Four alternatives are available to Dayton to manage the exposure:

  1. Remain un-hedged.
  2. Hedge in the forward market.
  3. Hedge in the money market.
  4. Hedge in the options market.    What should Dayton do?

 

17. Country Risk and Global Capital Budegeting Strategy:

 

 Your corporation has an opportunity to make a major investment in China of $100 million to develop an offshore manufacturing facility. When this plant is fully developed and becomes operational  in two years the corporation can close down its current manufacturing facility in the United States and shift operations to China. At present, the expected annual savings in labor and benefit cost is expected to be $20 million.  You are asked to develop a proposal to identify the potential risk of this proposal and 'advantages' and 'problems' of this opportunity.  Explain how you would proceed.

 i.      What are the inherent risks in this opportunity?

  ii.      What  economic data would you need for your  analysis?

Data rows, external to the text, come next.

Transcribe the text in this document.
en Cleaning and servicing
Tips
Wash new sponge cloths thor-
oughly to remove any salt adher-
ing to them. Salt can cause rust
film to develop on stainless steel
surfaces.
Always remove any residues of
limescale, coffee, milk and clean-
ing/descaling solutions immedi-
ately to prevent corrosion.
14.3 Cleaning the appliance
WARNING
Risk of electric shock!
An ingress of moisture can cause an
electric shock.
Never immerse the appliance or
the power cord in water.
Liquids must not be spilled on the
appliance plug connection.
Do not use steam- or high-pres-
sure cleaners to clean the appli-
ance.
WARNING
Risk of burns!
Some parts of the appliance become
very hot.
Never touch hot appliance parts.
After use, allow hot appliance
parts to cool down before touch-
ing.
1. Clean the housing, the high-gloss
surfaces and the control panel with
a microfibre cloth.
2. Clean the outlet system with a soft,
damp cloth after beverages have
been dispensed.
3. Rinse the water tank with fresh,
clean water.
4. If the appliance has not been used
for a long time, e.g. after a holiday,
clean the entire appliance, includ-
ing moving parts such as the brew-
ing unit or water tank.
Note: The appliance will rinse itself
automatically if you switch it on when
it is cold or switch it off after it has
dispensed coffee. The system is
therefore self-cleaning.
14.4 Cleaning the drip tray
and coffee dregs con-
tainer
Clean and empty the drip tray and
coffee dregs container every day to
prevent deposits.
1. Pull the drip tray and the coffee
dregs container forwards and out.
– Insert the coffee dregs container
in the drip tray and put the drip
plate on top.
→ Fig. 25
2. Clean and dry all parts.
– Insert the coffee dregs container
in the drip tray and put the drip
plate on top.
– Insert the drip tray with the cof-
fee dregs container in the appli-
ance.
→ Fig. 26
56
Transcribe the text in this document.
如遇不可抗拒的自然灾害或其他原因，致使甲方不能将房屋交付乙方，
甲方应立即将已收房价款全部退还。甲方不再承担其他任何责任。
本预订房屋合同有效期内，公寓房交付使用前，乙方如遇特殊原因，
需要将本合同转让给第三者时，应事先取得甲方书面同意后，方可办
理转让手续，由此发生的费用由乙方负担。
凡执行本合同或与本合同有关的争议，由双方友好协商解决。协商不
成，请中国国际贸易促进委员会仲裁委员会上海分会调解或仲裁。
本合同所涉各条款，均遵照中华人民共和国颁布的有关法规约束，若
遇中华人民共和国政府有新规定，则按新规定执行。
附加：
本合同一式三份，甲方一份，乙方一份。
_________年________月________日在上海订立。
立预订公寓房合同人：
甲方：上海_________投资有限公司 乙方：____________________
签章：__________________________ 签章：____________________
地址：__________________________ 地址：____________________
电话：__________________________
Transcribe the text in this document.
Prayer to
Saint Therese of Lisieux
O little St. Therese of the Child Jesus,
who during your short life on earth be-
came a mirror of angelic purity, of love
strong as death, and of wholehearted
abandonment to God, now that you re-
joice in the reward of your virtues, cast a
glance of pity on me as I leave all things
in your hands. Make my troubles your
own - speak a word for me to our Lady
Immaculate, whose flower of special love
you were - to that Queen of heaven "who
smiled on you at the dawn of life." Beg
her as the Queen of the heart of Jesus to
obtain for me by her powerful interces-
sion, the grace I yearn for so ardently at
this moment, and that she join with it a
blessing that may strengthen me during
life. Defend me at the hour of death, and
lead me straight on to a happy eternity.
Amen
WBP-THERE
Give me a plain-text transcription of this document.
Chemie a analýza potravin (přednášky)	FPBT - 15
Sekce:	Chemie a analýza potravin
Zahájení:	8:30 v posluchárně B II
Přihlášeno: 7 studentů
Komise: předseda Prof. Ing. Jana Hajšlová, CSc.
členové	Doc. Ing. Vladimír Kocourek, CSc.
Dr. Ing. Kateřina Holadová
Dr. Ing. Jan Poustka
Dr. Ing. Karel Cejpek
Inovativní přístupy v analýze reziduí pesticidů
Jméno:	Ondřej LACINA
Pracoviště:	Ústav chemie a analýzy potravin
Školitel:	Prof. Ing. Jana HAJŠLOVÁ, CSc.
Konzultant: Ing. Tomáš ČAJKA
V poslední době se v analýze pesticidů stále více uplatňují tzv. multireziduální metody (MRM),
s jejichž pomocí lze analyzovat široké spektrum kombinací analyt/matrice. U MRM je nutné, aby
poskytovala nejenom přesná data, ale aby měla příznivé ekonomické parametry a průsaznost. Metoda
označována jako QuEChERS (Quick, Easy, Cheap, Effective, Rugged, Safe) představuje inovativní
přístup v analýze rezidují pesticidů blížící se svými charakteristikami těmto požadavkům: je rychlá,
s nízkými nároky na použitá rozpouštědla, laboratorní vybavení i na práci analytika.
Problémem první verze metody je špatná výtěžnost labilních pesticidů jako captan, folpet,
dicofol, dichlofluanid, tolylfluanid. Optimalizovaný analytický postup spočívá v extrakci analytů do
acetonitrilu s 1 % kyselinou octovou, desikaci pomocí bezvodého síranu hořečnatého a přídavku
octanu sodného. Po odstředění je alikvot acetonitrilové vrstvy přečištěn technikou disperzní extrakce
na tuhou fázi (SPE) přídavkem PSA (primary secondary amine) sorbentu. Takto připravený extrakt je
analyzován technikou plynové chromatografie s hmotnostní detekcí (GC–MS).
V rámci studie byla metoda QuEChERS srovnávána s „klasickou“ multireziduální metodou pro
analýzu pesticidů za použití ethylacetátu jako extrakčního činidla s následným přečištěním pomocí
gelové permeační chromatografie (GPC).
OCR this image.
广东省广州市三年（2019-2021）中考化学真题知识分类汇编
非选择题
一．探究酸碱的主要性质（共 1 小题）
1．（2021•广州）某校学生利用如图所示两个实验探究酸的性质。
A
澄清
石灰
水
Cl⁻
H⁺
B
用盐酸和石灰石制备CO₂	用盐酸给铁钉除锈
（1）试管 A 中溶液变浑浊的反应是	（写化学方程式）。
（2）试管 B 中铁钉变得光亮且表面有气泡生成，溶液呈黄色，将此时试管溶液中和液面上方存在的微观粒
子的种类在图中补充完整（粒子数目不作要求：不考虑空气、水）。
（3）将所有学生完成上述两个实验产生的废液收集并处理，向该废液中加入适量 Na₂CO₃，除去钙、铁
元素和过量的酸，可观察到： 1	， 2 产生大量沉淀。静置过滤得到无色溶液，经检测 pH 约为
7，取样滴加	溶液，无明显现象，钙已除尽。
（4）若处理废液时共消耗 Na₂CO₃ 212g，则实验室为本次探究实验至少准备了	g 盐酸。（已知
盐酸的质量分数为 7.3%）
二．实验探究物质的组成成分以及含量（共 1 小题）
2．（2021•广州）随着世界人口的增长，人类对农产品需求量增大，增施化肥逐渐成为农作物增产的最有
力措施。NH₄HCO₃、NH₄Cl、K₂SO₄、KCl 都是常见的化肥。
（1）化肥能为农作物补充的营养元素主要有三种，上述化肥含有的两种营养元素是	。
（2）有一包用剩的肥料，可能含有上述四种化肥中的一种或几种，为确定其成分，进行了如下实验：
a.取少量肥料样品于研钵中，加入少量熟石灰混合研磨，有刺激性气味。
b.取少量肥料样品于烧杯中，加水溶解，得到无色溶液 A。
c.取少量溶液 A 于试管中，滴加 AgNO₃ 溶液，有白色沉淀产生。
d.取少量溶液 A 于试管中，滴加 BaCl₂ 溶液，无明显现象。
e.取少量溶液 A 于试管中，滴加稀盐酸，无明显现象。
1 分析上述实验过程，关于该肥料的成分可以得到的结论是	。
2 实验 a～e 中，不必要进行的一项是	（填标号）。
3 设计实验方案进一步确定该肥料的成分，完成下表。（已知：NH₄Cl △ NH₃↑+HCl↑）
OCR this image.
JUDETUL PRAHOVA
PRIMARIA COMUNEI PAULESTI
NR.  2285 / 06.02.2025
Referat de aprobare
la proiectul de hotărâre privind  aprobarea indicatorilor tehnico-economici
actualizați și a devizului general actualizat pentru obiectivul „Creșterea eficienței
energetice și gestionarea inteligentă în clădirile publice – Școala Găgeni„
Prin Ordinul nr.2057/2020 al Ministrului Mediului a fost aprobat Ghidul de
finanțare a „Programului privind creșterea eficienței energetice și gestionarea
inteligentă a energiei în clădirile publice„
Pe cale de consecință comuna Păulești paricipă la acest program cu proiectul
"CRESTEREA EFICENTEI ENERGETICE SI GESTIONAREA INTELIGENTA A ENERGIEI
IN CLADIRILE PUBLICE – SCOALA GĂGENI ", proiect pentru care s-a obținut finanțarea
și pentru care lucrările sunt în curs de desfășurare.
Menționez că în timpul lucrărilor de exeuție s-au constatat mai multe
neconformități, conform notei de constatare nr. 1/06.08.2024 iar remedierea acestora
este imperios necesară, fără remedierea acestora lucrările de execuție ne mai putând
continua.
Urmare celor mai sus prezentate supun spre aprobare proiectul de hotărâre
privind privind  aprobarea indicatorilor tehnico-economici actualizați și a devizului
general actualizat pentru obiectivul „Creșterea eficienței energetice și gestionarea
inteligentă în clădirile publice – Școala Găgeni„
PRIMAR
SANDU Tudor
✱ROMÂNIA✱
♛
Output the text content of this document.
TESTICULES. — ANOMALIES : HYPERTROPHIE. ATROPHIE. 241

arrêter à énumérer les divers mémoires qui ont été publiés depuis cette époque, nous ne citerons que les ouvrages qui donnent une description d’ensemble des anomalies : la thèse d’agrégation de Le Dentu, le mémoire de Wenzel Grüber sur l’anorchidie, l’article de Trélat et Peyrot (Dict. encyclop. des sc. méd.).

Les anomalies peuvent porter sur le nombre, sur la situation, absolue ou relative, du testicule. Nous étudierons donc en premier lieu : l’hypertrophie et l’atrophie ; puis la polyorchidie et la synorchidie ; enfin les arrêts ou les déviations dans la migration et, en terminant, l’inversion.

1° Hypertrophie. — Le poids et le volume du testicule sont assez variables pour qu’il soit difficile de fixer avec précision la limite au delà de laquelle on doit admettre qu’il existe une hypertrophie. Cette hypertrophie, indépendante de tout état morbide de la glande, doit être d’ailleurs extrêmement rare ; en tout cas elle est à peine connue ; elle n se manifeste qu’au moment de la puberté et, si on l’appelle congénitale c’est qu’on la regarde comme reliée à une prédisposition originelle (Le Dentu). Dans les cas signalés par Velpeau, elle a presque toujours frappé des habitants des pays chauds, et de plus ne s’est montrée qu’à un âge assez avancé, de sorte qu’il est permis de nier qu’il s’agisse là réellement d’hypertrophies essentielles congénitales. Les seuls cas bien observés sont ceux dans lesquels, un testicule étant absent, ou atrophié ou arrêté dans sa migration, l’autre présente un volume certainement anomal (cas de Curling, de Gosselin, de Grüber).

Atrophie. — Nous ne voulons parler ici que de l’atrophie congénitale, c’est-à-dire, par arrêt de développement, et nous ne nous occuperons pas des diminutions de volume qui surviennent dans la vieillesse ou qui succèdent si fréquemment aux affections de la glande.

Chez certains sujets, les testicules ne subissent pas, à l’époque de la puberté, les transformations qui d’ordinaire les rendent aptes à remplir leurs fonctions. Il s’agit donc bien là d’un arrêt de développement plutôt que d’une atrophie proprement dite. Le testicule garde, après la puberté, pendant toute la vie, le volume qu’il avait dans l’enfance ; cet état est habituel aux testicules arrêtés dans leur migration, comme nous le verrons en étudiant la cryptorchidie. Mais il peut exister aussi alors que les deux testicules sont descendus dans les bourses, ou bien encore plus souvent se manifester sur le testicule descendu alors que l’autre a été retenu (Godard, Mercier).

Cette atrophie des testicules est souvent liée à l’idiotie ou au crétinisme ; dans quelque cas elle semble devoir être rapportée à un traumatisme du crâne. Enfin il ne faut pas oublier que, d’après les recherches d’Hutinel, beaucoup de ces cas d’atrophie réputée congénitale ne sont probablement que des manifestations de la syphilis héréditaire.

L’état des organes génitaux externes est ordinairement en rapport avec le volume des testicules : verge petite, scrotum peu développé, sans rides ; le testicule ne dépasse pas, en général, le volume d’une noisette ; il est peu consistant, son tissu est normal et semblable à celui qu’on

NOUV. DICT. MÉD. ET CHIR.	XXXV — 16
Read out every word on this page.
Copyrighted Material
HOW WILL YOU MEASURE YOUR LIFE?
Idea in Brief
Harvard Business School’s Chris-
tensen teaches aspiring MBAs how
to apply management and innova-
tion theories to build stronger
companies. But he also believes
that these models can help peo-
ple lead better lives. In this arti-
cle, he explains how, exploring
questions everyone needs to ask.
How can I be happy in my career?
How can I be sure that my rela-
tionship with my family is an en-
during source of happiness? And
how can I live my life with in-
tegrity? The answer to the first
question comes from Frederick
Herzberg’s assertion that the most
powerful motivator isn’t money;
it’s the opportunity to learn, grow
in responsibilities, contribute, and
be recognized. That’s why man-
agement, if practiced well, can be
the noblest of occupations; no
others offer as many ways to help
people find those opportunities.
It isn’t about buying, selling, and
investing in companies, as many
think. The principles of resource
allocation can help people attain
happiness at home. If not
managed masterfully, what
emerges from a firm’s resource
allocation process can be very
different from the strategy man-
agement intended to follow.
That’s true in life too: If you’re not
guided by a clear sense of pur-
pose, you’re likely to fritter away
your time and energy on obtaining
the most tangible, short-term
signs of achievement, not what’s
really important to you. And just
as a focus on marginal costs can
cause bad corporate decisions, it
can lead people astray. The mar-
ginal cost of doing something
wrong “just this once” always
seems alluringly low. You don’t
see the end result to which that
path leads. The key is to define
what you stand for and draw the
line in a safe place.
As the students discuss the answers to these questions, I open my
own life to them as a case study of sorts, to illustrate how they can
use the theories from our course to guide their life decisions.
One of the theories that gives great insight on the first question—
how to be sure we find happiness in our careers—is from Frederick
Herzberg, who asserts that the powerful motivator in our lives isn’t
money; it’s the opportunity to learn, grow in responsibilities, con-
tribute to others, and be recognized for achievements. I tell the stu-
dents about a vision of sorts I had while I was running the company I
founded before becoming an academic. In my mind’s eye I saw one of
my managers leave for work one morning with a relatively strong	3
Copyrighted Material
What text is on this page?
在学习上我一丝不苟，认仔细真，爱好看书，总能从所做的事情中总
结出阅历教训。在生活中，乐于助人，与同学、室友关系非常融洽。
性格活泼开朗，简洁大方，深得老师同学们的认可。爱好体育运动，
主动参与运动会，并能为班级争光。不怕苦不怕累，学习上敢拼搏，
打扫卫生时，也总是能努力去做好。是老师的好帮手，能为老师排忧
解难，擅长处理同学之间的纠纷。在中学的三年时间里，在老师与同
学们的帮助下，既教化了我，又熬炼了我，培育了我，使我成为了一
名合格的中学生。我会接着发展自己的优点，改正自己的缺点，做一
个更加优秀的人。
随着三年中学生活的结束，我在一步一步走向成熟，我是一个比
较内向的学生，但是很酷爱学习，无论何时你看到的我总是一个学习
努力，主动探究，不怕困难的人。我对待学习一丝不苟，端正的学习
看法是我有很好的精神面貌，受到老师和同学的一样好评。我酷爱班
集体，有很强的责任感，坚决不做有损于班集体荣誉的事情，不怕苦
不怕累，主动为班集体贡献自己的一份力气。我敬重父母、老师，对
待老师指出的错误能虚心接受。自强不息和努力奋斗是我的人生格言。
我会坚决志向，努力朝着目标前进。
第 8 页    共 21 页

Why (How would you use them)?

   iii.      What potential factors that affect exchange rates between China and US ? How would you protect against that risk?

     iv.      What other strategies do you recommend before your corporation implements this proposal?

19.   Theoretical Relationship 6: Relationship between Spot and Forward Prices

 

Illustrate the concept of  "Spot-Forward pricing parity" relationship with a numerical example.  What are the implications of this for Foreign Exchange Market?

20. Bond Market Indexation Strategy

 

Illustrate the need for, motivation, and concept of Indexation with an example to protect against Inflation in the Global Debt Markets.

21. Global Markets Investment Strategy:

a.   Why should investors consider investing overseas?

b.      What are the potential advantages and perils?=

c.       What is Market Efficiency?  What are the implications of Market Efficiency, in a global capital market, for a manager for the pricing of securities and investing corporations' money?

d.      Why is psychology important in global setting?

22. Current Hot Topic: European Sovereign Debt Crisis

 

Currently PIIGS [Portuagal, Ireland, Italy, Greece and Spain] countries have a Soveriegn Debt problem.

  • What are the ultimate causes for the current crisis?
  • What are the potential implications of this problem for Euro-Currency and European Monetary Integration. What should Europe do to address this problem now and what are the potential perils?
  • What are the Implications of this problem for USA?